Golpe da falsa devolução desvia suas encomendas; saiba se proteger

Por: Rádio Sampaio com Tech Tudo
 / Publicado em 28/04/2026

Golpe usa imagem dos Correios para desviar pacotes devolvidos por compradores — Foto: Snowing

Um novo golpe no e-commerce brasileiro tem usado o nome dos Correios para desviar produtos de consumidores durante devoluções online. Na fraude, criminosos enviam mensagens falsas com códigos de postagem adulterados e induzem compradores a despachar encomendas em agências oficiais. O item é postado normalmente, mas acaba redirecionado para endereços controlados pelos golpistas. O resultado é prejuízo duplo: a vítima perde o produto e não recebe o reembolso. A seguir, o TechTudo explica como funciona o golpe da falsa devolução de encomendas e veja como se proteger.

1. Como funciona o golpe?
No golpe da falsa devolução de encomendas, os criminosos entram em contato com as vítimas após elas solicitarem o retorno de um produto comprado pela internet, direito garantido pelo Código de Defesa do Consumidor. Os golpistas enviam mensagens no WhatsApp, SMS ou e-mail imitando a identidade visual da loja, dos Correios ou de transportadoras, com instruções específicas de devolução. Em alguns casos, a mensagem falsa chega após a comunicação oficial da empresa, alegando que o contato anterior continha erro, enganando consumidores mais desatentos.

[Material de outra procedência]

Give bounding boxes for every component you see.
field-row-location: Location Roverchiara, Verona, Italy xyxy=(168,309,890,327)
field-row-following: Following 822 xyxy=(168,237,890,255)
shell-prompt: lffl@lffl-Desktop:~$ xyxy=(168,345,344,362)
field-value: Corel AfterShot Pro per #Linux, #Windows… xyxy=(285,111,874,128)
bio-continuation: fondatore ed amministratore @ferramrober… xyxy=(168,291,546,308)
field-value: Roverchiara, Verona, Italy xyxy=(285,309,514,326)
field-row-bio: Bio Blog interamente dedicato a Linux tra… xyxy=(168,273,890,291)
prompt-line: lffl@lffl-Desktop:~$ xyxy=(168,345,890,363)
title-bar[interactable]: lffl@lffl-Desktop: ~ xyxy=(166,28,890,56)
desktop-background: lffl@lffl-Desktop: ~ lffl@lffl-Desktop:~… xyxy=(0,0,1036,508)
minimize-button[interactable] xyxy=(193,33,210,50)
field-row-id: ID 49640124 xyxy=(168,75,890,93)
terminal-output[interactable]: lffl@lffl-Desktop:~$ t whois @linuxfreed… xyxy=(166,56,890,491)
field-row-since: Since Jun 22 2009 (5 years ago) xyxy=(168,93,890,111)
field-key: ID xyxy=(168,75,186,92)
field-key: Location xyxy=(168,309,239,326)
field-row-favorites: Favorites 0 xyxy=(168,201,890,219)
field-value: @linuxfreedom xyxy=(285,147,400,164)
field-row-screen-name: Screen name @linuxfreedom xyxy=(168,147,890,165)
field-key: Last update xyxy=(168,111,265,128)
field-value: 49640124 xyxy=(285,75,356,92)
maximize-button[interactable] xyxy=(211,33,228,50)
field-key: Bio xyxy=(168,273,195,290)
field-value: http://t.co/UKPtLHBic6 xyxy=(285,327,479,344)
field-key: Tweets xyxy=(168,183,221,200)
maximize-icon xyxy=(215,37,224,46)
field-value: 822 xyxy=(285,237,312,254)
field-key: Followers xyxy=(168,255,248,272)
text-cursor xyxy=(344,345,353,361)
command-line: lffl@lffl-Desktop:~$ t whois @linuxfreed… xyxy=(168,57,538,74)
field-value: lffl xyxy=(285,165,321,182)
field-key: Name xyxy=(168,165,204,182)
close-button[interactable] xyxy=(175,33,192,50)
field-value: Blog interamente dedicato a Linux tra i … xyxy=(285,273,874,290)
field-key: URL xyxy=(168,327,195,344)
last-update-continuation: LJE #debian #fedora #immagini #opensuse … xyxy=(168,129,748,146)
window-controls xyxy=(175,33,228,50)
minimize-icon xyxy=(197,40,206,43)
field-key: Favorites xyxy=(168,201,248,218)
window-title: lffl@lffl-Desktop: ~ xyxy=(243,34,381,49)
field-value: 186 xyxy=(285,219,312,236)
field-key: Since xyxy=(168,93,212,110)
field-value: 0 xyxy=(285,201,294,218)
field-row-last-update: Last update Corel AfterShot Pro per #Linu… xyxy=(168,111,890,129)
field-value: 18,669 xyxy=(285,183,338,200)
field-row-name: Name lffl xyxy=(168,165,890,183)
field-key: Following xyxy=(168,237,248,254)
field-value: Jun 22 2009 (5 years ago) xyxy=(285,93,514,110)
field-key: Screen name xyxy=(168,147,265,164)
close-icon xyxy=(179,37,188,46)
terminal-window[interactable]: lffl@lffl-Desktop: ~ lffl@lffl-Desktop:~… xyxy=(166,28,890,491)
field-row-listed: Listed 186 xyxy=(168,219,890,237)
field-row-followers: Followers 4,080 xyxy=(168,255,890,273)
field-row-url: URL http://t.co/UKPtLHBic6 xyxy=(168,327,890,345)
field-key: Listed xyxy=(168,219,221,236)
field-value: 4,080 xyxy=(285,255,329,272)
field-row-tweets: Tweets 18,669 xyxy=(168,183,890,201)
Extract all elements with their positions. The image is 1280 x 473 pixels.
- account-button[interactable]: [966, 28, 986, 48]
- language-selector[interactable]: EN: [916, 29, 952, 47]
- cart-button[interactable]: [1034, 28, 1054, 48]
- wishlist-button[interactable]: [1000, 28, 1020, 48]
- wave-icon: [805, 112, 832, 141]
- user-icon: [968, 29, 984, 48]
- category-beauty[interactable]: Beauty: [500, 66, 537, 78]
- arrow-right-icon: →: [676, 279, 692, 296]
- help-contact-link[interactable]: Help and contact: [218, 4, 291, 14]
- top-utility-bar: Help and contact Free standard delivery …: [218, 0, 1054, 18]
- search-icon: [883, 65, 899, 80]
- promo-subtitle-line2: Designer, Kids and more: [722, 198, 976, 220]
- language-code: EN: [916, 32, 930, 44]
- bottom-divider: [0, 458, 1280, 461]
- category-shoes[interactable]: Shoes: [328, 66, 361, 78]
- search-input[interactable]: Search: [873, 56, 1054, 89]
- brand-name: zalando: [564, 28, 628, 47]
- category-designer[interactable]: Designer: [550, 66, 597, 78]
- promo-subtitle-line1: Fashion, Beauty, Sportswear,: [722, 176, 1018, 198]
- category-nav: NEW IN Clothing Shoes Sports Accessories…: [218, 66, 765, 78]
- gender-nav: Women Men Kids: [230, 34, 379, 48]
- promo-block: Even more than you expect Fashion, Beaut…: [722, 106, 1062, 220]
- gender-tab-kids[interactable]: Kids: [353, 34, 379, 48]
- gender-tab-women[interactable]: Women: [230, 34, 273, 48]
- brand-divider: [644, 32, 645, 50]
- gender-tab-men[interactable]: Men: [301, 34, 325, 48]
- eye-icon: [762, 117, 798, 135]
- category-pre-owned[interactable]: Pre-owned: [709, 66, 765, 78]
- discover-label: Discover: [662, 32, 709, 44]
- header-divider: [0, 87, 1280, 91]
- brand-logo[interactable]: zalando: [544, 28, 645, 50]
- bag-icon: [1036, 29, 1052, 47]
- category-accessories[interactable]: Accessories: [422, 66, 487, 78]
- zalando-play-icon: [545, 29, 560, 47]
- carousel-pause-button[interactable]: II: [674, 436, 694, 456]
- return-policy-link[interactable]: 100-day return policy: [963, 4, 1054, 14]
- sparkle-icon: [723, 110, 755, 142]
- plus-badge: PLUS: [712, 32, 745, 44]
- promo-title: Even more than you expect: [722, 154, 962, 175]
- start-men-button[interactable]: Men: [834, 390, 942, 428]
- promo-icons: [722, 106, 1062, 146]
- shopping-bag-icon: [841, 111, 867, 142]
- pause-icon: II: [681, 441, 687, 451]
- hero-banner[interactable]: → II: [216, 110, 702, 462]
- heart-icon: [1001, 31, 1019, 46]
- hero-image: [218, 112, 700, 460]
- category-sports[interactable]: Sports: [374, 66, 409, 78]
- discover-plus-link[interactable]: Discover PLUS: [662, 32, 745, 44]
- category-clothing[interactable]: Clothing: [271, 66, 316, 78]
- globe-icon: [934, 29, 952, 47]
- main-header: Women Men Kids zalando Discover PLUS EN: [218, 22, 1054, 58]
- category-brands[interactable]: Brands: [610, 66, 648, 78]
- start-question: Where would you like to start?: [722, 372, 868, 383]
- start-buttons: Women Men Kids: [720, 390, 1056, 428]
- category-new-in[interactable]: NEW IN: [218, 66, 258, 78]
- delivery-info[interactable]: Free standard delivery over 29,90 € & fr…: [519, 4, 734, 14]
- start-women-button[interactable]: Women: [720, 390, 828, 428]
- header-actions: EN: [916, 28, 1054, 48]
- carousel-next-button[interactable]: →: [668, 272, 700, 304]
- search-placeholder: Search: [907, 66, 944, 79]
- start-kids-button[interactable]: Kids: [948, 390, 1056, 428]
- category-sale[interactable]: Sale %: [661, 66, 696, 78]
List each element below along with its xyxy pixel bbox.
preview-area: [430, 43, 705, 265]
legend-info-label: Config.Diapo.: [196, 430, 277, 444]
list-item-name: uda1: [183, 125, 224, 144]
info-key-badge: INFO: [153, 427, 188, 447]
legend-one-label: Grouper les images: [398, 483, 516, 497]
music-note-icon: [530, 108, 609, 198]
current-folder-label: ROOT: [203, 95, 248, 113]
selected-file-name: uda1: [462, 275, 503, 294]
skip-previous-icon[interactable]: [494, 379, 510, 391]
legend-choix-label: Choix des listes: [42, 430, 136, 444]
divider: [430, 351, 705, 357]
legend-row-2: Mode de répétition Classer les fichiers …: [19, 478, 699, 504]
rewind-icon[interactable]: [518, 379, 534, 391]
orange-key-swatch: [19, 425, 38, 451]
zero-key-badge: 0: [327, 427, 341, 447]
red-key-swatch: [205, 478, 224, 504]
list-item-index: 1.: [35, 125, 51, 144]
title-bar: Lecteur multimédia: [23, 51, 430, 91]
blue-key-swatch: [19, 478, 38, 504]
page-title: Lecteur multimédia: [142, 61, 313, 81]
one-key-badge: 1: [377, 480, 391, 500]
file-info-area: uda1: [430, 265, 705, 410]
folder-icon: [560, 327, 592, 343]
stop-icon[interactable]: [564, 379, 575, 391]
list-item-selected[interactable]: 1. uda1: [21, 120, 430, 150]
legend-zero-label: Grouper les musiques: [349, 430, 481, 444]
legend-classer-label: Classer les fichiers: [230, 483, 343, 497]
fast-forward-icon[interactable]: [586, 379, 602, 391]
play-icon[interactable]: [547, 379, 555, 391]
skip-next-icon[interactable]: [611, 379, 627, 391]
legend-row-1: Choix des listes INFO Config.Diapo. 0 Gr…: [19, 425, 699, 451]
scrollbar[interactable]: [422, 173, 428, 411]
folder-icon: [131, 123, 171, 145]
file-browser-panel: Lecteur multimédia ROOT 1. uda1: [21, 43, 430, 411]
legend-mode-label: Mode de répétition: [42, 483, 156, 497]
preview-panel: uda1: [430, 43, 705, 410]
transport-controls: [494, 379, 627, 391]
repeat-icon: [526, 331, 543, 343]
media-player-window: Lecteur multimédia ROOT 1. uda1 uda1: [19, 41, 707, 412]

Junto à mensagem, vai uma Autorização de Postagem falsa, com um código de postagem adulterado, para que o usuário faça o envio do pacote para um endereço diferente do oficial. Ao levar a encomenda a uma agência dos Correios ou a um ponto de coleta, a vítima consegue despachar o item normalmente, pois o sistema aceita o envio sem identificar a irregularidade. O destino do pacote, no entanto, já foi alterado para um endereço vinculado ao golpista.

Após o transporte do produto, a loja ou marketplace não recebe a encomenda de volta, pois não há registro oficial de devolução junto à transportadora, e o reembolso do dinheiro do comprador é negado.

2. Como se proteger?
A principal medida de proteção é gerar o código de postagem, seja QR Code ou etiqueta de devolução, exclusivamente pelo aplicativo ou site oficial da loja onde a compra foi feita. O Correios orienta que qualquer código enviado por WhatsApp, SMS ou e-mail não verificado deve ser descartado imediatamente, independentemente de quão confiável pareça a mensagem. Em caso de dúvida sobre a autenticidade do contato, o consumidor deve acessar diretamente os canais oficiais da empresa antes de fazer a devolução, sem clicar em links recebidos.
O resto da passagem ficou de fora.